Everything is NOT an Xbox

Microsoft bet that everything could be an Xbox, and as a PlayStation owner I was exactly who the bet was built for. Now they're resetting — and I have some thoughts on why it didn't pay off, and why the timing of the reset worries me.
Everything is NOT an Xbox
Photo by Billy Freeman

A year or so ago, I finished Indiana Jones and the Great Circle on my PlayStation 5. Sit with that sentence for a second. A game published by Microsoft, made by a studio Microsoft owns, running on a Sony console in my basement. A few years ago, that would have been unthinkable. But it was the whole idea behind what Microsoft was doing, and I had a name for it: everything is an Xbox.

They basically said as much themselves. There was an ad campaign — "This is an Xbox" — pointing at a TV, a phone, a handheld, the cloud, and telling you each one was an Xbox. The strategy behind it was Game Pass, multi-platform releases, and what they called a "broader portfolio of content." You could play on a PC, a Mac, your phone, and, sure, an actual Xbox.

I was the target audience, and I liked it.

I own a PS5. My kids own an Xbox. I pay for Game Pass Ultimate — about $23 a month — mostly for them. And the strategy worked on me. I got Indiana Jones without ever buying Microsoft's box. I played 12 Minutes on my Mac through Game Pass, on a machine that has no business being a game console. I never once felt like I was missing out because I was in a PlayStation household. If you'd told teenage me that Xbox and PlayStation would blur together like this, I wouldn't have believed you.

So I was a fan. I want to say that up front, because Microsoft is now resetting — after layoffs, studio closures, and canceled games — and it's easy to pile on with hindsight. I thought it was a good bet. I still want to understand why it didn't work. But I have some opinions.

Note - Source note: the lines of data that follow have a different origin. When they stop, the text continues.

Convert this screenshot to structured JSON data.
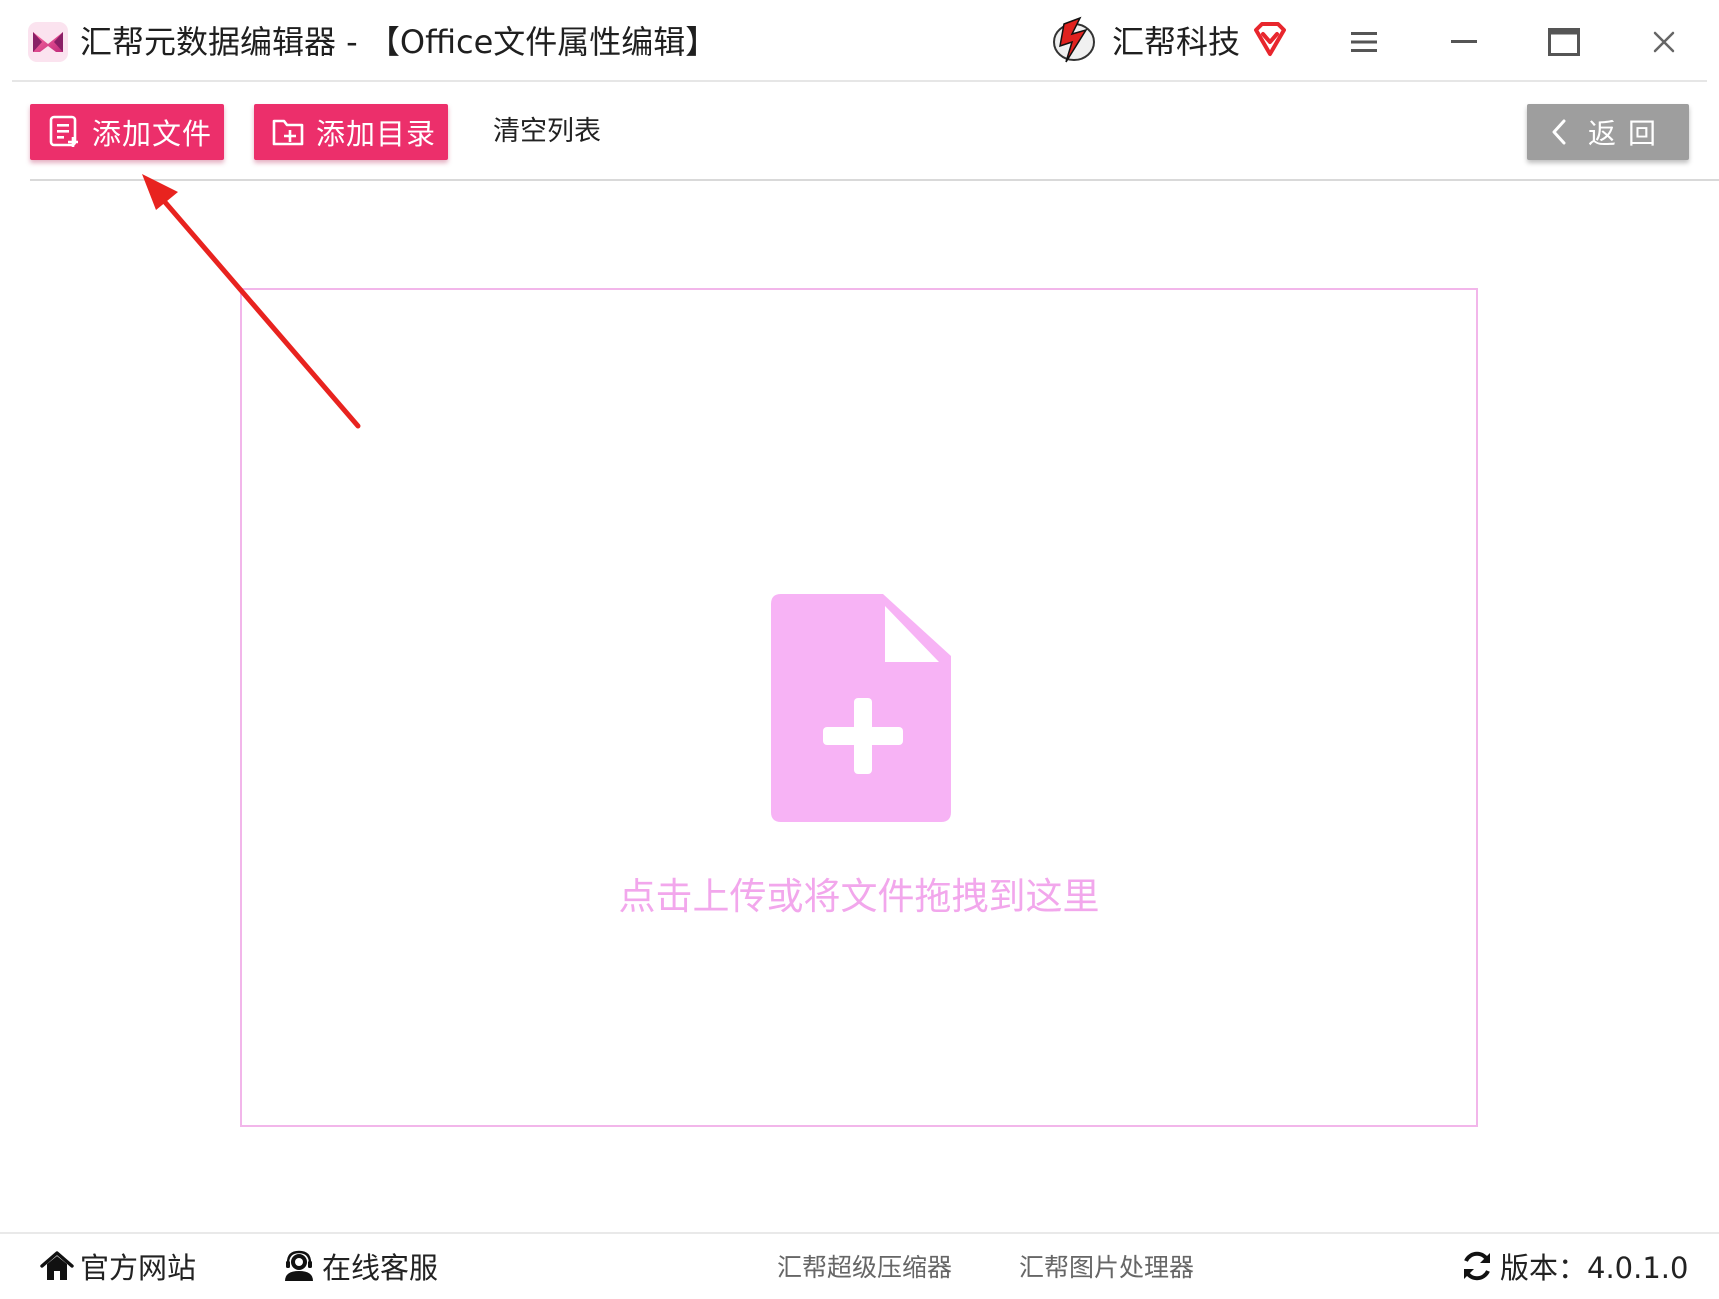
{
  "window": {
    "title": "汇帮元数据编辑器 - 【Office文件属性编辑】",
    "brand": "汇帮科技",
    "controls": {
      "menu_icon": "hamburger-menu-icon",
      "minimize_icon": "minimize-icon",
      "maximize_icon": "maximize-icon",
      "close_icon": "close-icon"
    }
  },
  "toolbar": {
    "add_file_label": "添加文件",
    "add_dir_label": "添加目录",
    "clear_label": "清空列表",
    "back_label": "返回"
  },
  "dropzone": {
    "hint": "点击上传或将文件拖拽到这里",
    "icon": "file-add-icon"
  },
  "footer": {
    "website": "官方网站",
    "support": "在线客服",
    "compressor": "汇帮超级压缩器",
    "image_processor": "汇帮图片处理器",
    "version": "版本：4.0.1.0"
  },
  "colors": {
    "accent": "#ec2f6b",
    "dropzone_border": "#f2b6ea",
    "dropzone_icon": "#f7b3f5",
    "hint_text": "#f2a7ec",
    "back_button": "#9e9e9e",
    "annotation_arrow": "#e8231f"
  }
}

Why I think it didn't work

First, the games didn't drive enough users. People buy a PlayStation for its exclusives — Uncharted, God of War, The Last of Us, the games I've written about loving before. Fewer people buy an Xbox for the same reason, and the multi-platform strategy quietly removed even more of the reasons to. I'm not saying Microsoft's games didn't find a big audience — I honestly don't know the numbers. I'm saying "big" apparently wasn't big enough, and game development is brutally expensive.

Second, nobody actually wants everything to be an Xbox. That sounds harsh, but the pitch undercut itself. If the whole point of Game Pass is that you can play anywhere, then the Xbox itself — the thing that made someone an "Xbox person" — becomes optional. And the real Xbox fans want to play on an Xbox first and everything else second. Telling them the box doesn't matter lowers the value of the very thing you're selling.

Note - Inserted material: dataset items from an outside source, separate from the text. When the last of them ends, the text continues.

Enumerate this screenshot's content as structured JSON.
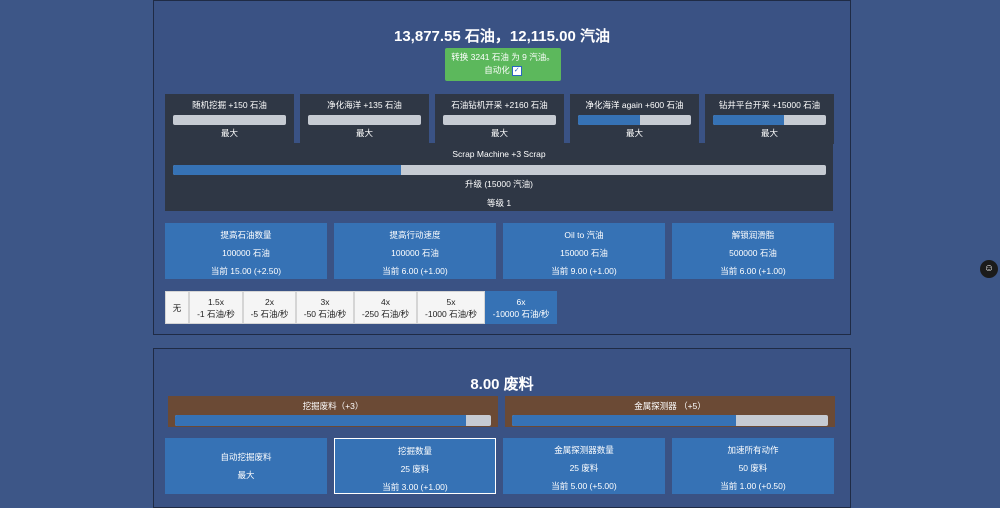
{
  "oil": {
    "totals": "13,877.55 石油，12,115.00 汽油",
    "convert": {
      "label": "转换 3241 石油 为 9 汽油。",
      "auto_label": "自动化",
      "auto_checked": true
    },
    "generators": [
      {
        "title": "随机挖掘 +150 石油",
        "progress": 0.0,
        "status": "最大"
      },
      {
        "title": "净化海洋 +135 石油",
        "progress": 0.0,
        "status": "最大"
      },
      {
        "title": "石油钻机开采 +2160 石油",
        "progress": 0.0,
        "status": "最大"
      },
      {
        "title": "净化海洋 again +600 石油",
        "progress": 0.55,
        "status": "最大"
      },
      {
        "title": "钻井平台开采 +15000 石油",
        "progress": 0.63,
        "status": "最大"
      }
    ],
    "scrap_machine": {
      "title": "Scrap Machine +3 Scrap",
      "progress": 0.35,
      "upgrade": "升级 (15000 汽油)",
      "level": "等级 1"
    },
    "upgrades": [
      {
        "title": "提高石油数量",
        "cost": "100000 石油",
        "current": "当前 15.00 (+2.50)"
      },
      {
        "title": "提高行动速度",
        "cost": "100000 石油",
        "current": "当前 6.00 (+1.00)"
      },
      {
        "title": "Oil to 汽油",
        "cost": "150000 石油",
        "current": "当前 9.00 (+1.00)"
      },
      {
        "title": "解锁润滑脂",
        "cost": "500000 石油",
        "current": "当前 6.00 (+1.00)"
      }
    ],
    "speeds": [
      {
        "mult": "无",
        "rate": ""
      },
      {
        "mult": "1.5x",
        "rate": "-1 石油/秒"
      },
      {
        "mult": "2x",
        "rate": "-5 石油/秒"
      },
      {
        "mult": "3x",
        "rate": "-50 石油/秒"
      },
      {
        "mult": "4x",
        "rate": "-250 石油/秒"
      },
      {
        "mult": "5x",
        "rate": "-1000 石油/秒"
      },
      {
        "mult": "6x",
        "rate": "-10000 石油/秒"
      }
    ],
    "active_speed": "6x"
  },
  "scrap": {
    "total": "8.00 废料",
    "generators": [
      {
        "title": "挖掘废料（+3）",
        "progress": 0.92
      },
      {
        "title": "金属探测器 （+5）",
        "progress": 0.71
      }
    ],
    "upgrades": [
      {
        "title": "自动挖掘废料",
        "cost": "",
        "current": "最大"
      },
      {
        "title": "挖掘数量",
        "cost": "25 废料",
        "current": "当前 3.00 (+1.00)"
      },
      {
        "title": "金属探测器数量",
        "cost": "25 废料",
        "current": "当前 5.00 (+5.00)"
      },
      {
        "title": "加速所有动作",
        "cost": "50 废料",
        "current": "当前 1.00 (+0.50)"
      }
    ]
  },
  "side_icon": "octocat-icon"
}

Third — and this is the one I keep circling back to — "a broader portfolio of content" reads like an admission. To me, that phrase means Microsoft bought a lot of companies and didn't get the return they expected. I won't pretend I know why any specific studio is closing; I'm not close enough to it. But you don't reset this hard on a strategy that's paying off. And again: game development is expensive, and buying your way to a portfolio is the most expensive version of it.

What I think happens next.

My guess is Microsoft goes back to the old model — good hardware, exclusive games, with an online component (Game Pass) layered on top.

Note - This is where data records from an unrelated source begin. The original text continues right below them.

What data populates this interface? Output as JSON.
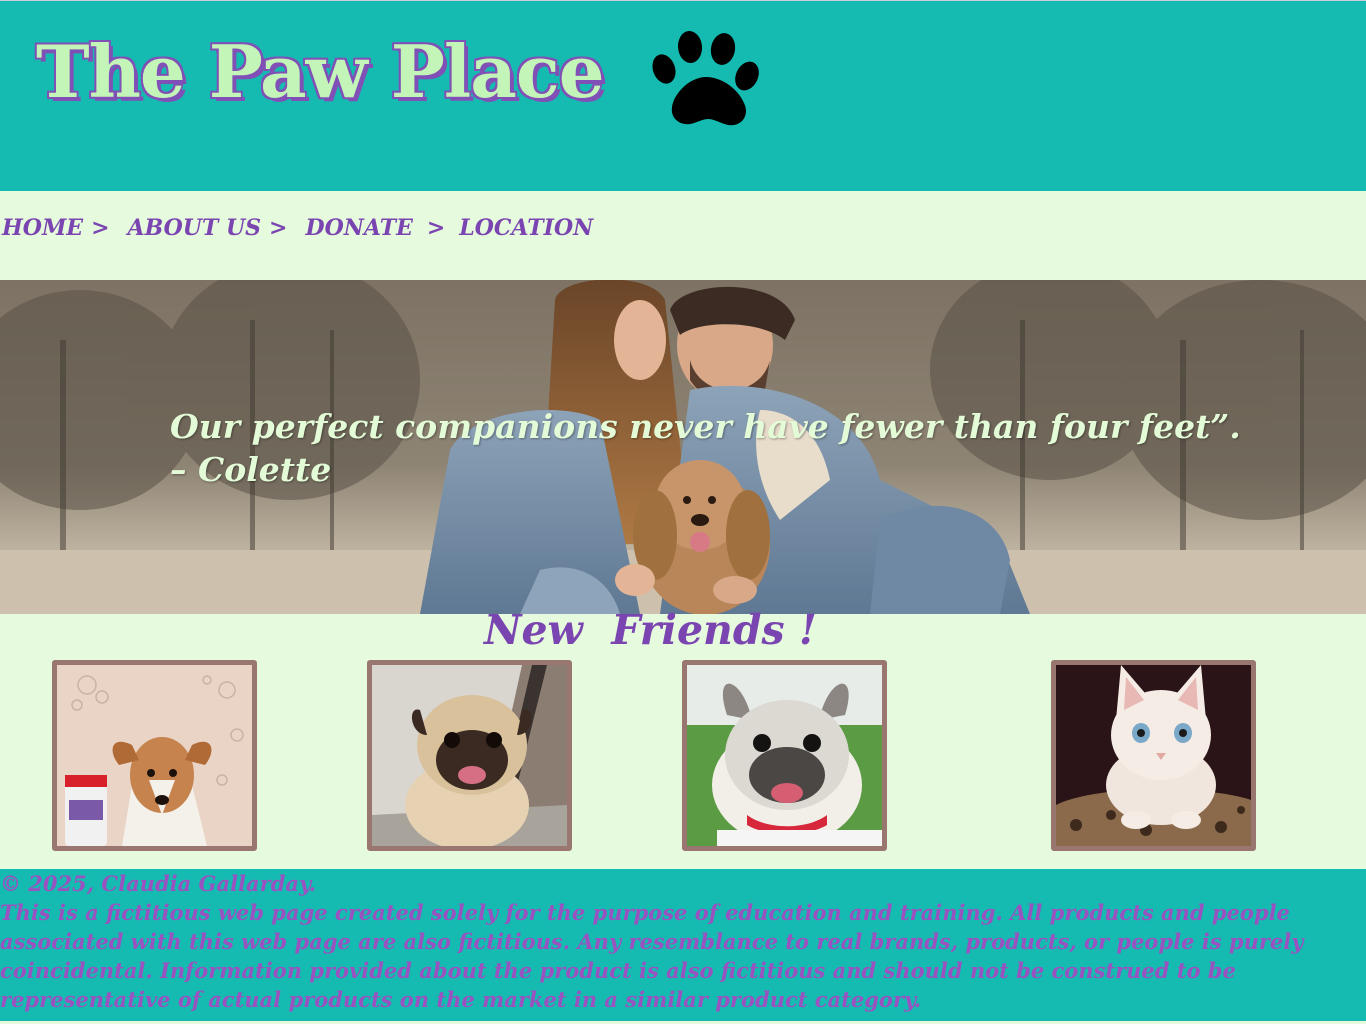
{
  "header": {
    "title": "The Paw Place",
    "logo_icon": "paw-print-icon"
  },
  "nav": {
    "items": [
      {
        "label": "HOME"
      },
      {
        "label": "ABOUT US"
      },
      {
        "label": "DONATE"
      },
      {
        "label": "LOCATION"
      }
    ],
    "separator": ">"
  },
  "hero": {
    "quote_line1": "Our perfect companions never have fewer than four feet”.",
    "quote_line2": "– Colette"
  },
  "friends": {
    "title": "New  Friends !",
    "pets": [
      {
        "name": "jack-russell-dog"
      },
      {
        "name": "pug-dog"
      },
      {
        "name": "french-bulldog"
      },
      {
        "name": "white-kitten"
      }
    ]
  },
  "footer": {
    "copyright": "© 2025, Claudia Gallarday.",
    "disclaimer_lines": [
      "This is a fictitious web page created solely for the purpose of education and training. All products and people",
      "associated with this web page are also fictitious. Any resemblance to real brands, products, or people is purely",
      "coincidental. Information provided about the product is also fictitious and should not be construed to be",
      "representative of actual products on the market in a similar product category."
    ]
  },
  "colors": {
    "teal": "#15bbb0",
    "mint": "#e6fadd",
    "purple": "#7a45b0",
    "title_fill": "#c4f5b8",
    "card_border": "#9a7670"
  }
}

Will it work? I have doubts, and they have nothing to do with strategy and everything to do with timing. Resetting toward big-budget exclusives and premium hardware, right as gaming has become more expensive than ever, is a real gamble. Games are creeping toward $80. There are rumors that component costs will drive up next-generation console prices. And you don't even need the rumors — look at right now: current consoles cost more in 2026 than they did at launch in 2020. I've written before that GTA 6's price tag is a preview, not a rule, and I still think the whole industry is heading toward higher prices.

So Microsoft is betting on premium at a time when premium is getting harder to sell. Maybe that's backward. Maybe it's the only honest move they had left.

Either way, I hope it works. Not because I'm an Xbox guy — I'm the PlayStation-in-the-basement, Game Pass for the kids guy. But my kids play on that Xbox, and competition is what keeps all of this good. A healthy Xbox makes my PlayStation better. Everything being an Xbox was never going to last. I hope something is still an Xbox when the dust settles.